PeterisP 1823 days ago
It's not really specific to machine learning - everything in big corporate pre-ML reporting, data analytics, business intelligence and management information systems domain (which is a mainstream field of IT systems with decades of history and lots and lots of systems experience) have the same issues. Any pipeline of business data collection and analysis tends to be reliant of lots and lots of factors external to that system, and dependent on particular details of every business process involved.
It's just well-known things being rediscovered because people are treating this as a new field - but everything mentioned in this article would be the same for company tracking some other sales efficiency metric twenty years ago, except that the "change in front end framework" would be "change in preorder sales reporting templates", causing very similar problems in your data analysis.
eoinmurray92 1824 days ago
Sanau seems like a new version of Sagemaker https://aws.amazon.com/sagemaker/ where you write code in Jupyter and it auto converts to endpoints.
I've used these solutions, but while Jupyter is amazing (my startup https://kyso.io started as a way to share notebooks) I'm not sure if deducing which cells to convert into an endpoint is the way to go - especially since you will need to also host model files and extra data?
[-]
- tixocloud 1824 days ago
  Your startup looks quite interesting and I can actually see potential for commercial usage. How's the growth rate been?
  [-]
  - eoinmurray92 1824 days ago
    Its awesome - we've recently launched a team version https://kyso.io/for-teams and our beta users seem to love it
massaman_yams 1823 days ago
It's not just data format changes; model accuracy can be impacted by changes in the distributions of values, even if their types remain the same.
That's why production ML systems should monitor for data drift, model accuracy, and a host of other factors that may not be obvious at first. That's part of what TensorFlow Extended does.
See also: "What’s your ML Test Score? A rubric for ML production systems" https://ai.google/research/pubs/pub45742
oli5679 1824 days ago
When you deploy a machine learning model, you need to monitor it's performance in production.

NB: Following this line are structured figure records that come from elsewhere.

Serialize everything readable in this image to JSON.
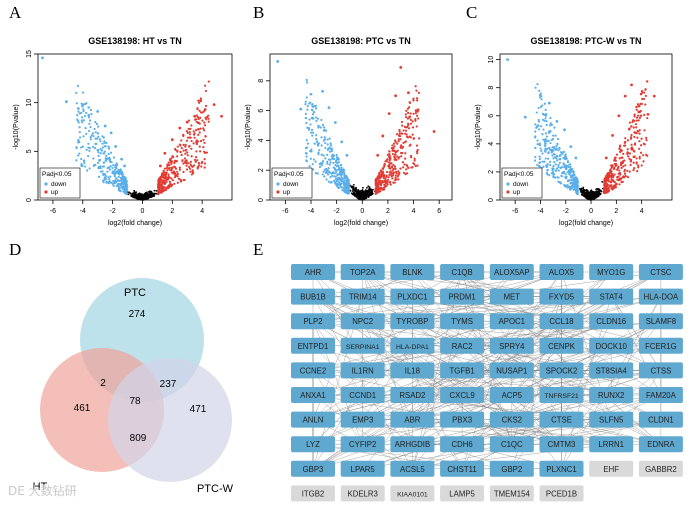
{
  "panel_letters": [
    "A",
    "B",
    "C",
    "D",
    "E"
  ],
  "volcano_common": {
    "xlabel": "log2(fold change)",
    "ylabel": "-log10(Pvalue)",
    "legend_title": "Padj<0.05",
    "legend_down": "down",
    "legend_up": "up",
    "colors": {
      "down": "#5aaeea",
      "up": "#e23b33",
      "ns": "#000000"
    }
  },
  "chart_data": [
    {
      "type": "scatter",
      "title": "GSE138198: HT vs TN",
      "xlabel": "log2(fold change)",
      "ylabel": "-log10(Pvalue)",
      "xlim": [
        -7,
        6
      ],
      "ylim": [
        0,
        15
      ],
      "xticks": [
        -6,
        -4,
        -2,
        0,
        2,
        4
      ],
      "yticks": [
        0,
        5,
        10,
        15
      ],
      "legend": [
        "down",
        "up"
      ],
      "legend_title": "Padj<0.05",
      "series": [
        {
          "name": "down",
          "values": [
            [
              -6.7,
              14.6
            ],
            [
              -5.1,
              10.1
            ],
            [
              -4.3,
              9.4
            ],
            [
              -3.6,
              8.7
            ],
            [
              -3.0,
              9.1
            ],
            [
              -2.5,
              7.6
            ],
            [
              -2.1,
              6.9
            ],
            [
              -1.8,
              5.5
            ],
            [
              -1.4,
              4.2
            ],
            [
              -1.2,
              3.5
            ]
          ]
        },
        {
          "name": "up",
          "values": [
            [
              1.2,
              3.5
            ],
            [
              1.5,
              4.8
            ],
            [
              2.0,
              6.2
            ],
            [
              2.5,
              7.4
            ],
            [
              3.0,
              8.0
            ],
            [
              3.5,
              8.6
            ],
            [
              4.2,
              9.3
            ],
            [
              4.8,
              9.8
            ],
            [
              5.3,
              8.6
            ],
            [
              3.9,
              10.2
            ]
          ]
        }
      ]
    },
    {
      "type": "scatter",
      "title": "GSE138198: PTC vs TN",
      "xlabel": "log2(fold change)",
      "ylabel": "-log10(Pvalue)",
      "xlim": [
        -7.2,
        7
      ],
      "ylim": [
        0,
        9.8
      ],
      "xticks": [
        -6,
        -4,
        -2,
        0,
        2,
        4,
        6
      ],
      "yticks": [
        0,
        2,
        4,
        6,
        8
      ],
      "legend": [
        "down",
        "up"
      ],
      "legend_title": "Padj<0.05",
      "series": [
        {
          "name": "down",
          "values": [
            [
              -6.6,
              9.3
            ],
            [
              -4.8,
              6.1
            ],
            [
              -3.9,
              5.5
            ],
            [
              -3.1,
              7.3
            ],
            [
              -2.6,
              6.2
            ],
            [
              -2.1,
              5.2
            ],
            [
              -1.6,
              3.9
            ],
            [
              -1.2,
              3.0
            ]
          ]
        },
        {
          "name": "up",
          "values": [
            [
              1.2,
              3.0
            ],
            [
              1.6,
              4.3
            ],
            [
              2.1,
              5.8
            ],
            [
              2.6,
              7.0
            ],
            [
              3.0,
              8.9
            ],
            [
              3.6,
              7.2
            ],
            [
              4.2,
              6.0
            ],
            [
              5.6,
              4.6
            ]
          ]
        }
      ]
    },
    {
      "type": "scatter",
      "title": "GSE138198: PTC-W vs TN",
      "xlabel": "log2(fold change)",
      "ylabel": "-log10(Pvalue)",
      "xlim": [
        -7.2,
        6.4
      ],
      "ylim": [
        0,
        10.4
      ],
      "xticks": [
        -6,
        -4,
        -2,
        0,
        2,
        4
      ],
      "yticks": [
        0,
        2,
        4,
        6,
        8,
        10
      ],
      "legend": [
        "down",
        "up"
      ],
      "legend_title": "Padj<0.05",
      "series": [
        {
          "name": "down",
          "values": [
            [
              -6.6,
              10.0
            ],
            [
              -5.2,
              5.9
            ],
            [
              -4.2,
              5.3
            ],
            [
              -3.3,
              6.9
            ],
            [
              -2.7,
              5.6
            ],
            [
              -2.1,
              5.0
            ],
            [
              -1.6,
              3.8
            ],
            [
              -1.2,
              3.0
            ]
          ]
        },
        {
          "name": "up",
          "values": [
            [
              1.2,
              3.0
            ],
            [
              1.7,
              4.6
            ],
            [
              2.2,
              6.0
            ],
            [
              2.7,
              7.4
            ],
            [
              3.2,
              8.2
            ],
            [
              3.8,
              6.7
            ],
            [
              4.5,
              6.1
            ],
            [
              5.0,
              7.4
            ]
          ]
        }
      ]
    },
    {
      "type": "venn",
      "sets": [
        "PTC",
        "HT",
        "PTC-W"
      ],
      "regions": {
        "PTC_only": 274,
        "HT_only": 461,
        "PTCW_only": 471,
        "PTC_HT": 2,
        "PTC_PTCW": 237,
        "HT_PTCW": 809,
        "all": 78
      },
      "colors": {
        "PTC": "#a8d8e4",
        "HT": "#f0a49a",
        "PTC-W": "#d2d4e8"
      }
    },
    {
      "type": "network",
      "hub_color": "#5fa8cf",
      "isolated_color": "#d9d9d9",
      "nodes": [
        [
          "AHR",
          "TOP2A",
          "BLNK",
          "C1QB",
          "ALOX5AP",
          "ALOX5",
          "MYO1G",
          "CTSC"
        ],
        [
          "BUB1B",
          "TRIM14",
          "PLXDC1",
          "PRDM1",
          "MET",
          "FXYD5",
          "STAT4",
          "HLA-DOA"
        ],
        [
          "PLP2",
          "NPC2",
          "TYROBP",
          "TYMS",
          "APOC1",
          "CCL18",
          "CLDN16",
          "SLAMF8"
        ],
        [
          "ENTPD1",
          "SERPINA1",
          "HLA-DPA1",
          "RAC2",
          "SPRY4",
          "CENPK",
          "DOCK10",
          "FCER1G"
        ],
        [
          "CCNE2",
          "IL1RN",
          "IL18",
          "TGFB1",
          "NUSAP1",
          "SPOCK2",
          "ST8SIA4",
          "CTSS"
        ],
        [
          "ANXA1",
          "CCND1",
          "RSAD2",
          "CXCL9",
          "ACP5",
          "TNFRSF21",
          "RUNX2",
          "FAM20A"
        ],
        [
          "ANLN",
          "EMP3",
          "ABR",
          "PBX3",
          "CKS2",
          "CTSE",
          "SLFN5",
          "CLDN1"
        ],
        [
          "LYZ",
          "CYFIP2",
          "ARHGDIB",
          "CDH6",
          "C1QC",
          "CMTM3",
          "LRRN1",
          "EDNRA"
        ],
        [
          "GBP3",
          "LPAR5",
          "ACSL5",
          "CHST11",
          "GBP2",
          "PLXNC1",
          "EHF",
          "GABBR2"
        ],
        [
          "ITGB2",
          "KDELR3",
          "KIAA0101",
          "LAMP5",
          "TMEM154",
          "PCED1B"
        ]
      ],
      "isolated": [
        "EHF",
        "GABBR2",
        "ITGB2",
        "KDELR3",
        "KIAA0101",
        "LAMP5",
        "TMEM154",
        "PCED1B"
      ]
    }
  ],
  "watermark": "DE 大数钻研"
}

If the model's ROC-AUC falls by 0.1, the mean/s.d. of one of it's inputs changes by more than 50% or the number of N.a.s for an input increases suddenly or if the monitoring report dies, then the model owner should get an alert quickly.
tumanian 1824 days ago
“Data pipelines die quietly” is a more appropriate name for the article based on the example. And its true, all data pipelines need counters monitored continuously. A simple <number of records that didnt parse> metric on grafana would prevent this error.
anotheryou 1824 days ago
Sounds like you should manage your metrics and refine your model using false detection/classifications (which you should try to catch and measure).
debaserab2 1824 days ago
Garbage in, garbage out. This has nothing to do with ML models.
leowoo91 1824 days ago
That article could be a good example of modern spam.
BloodyLobster 1824 days ago
boring story. cannot believe it goes on one of today's hottest.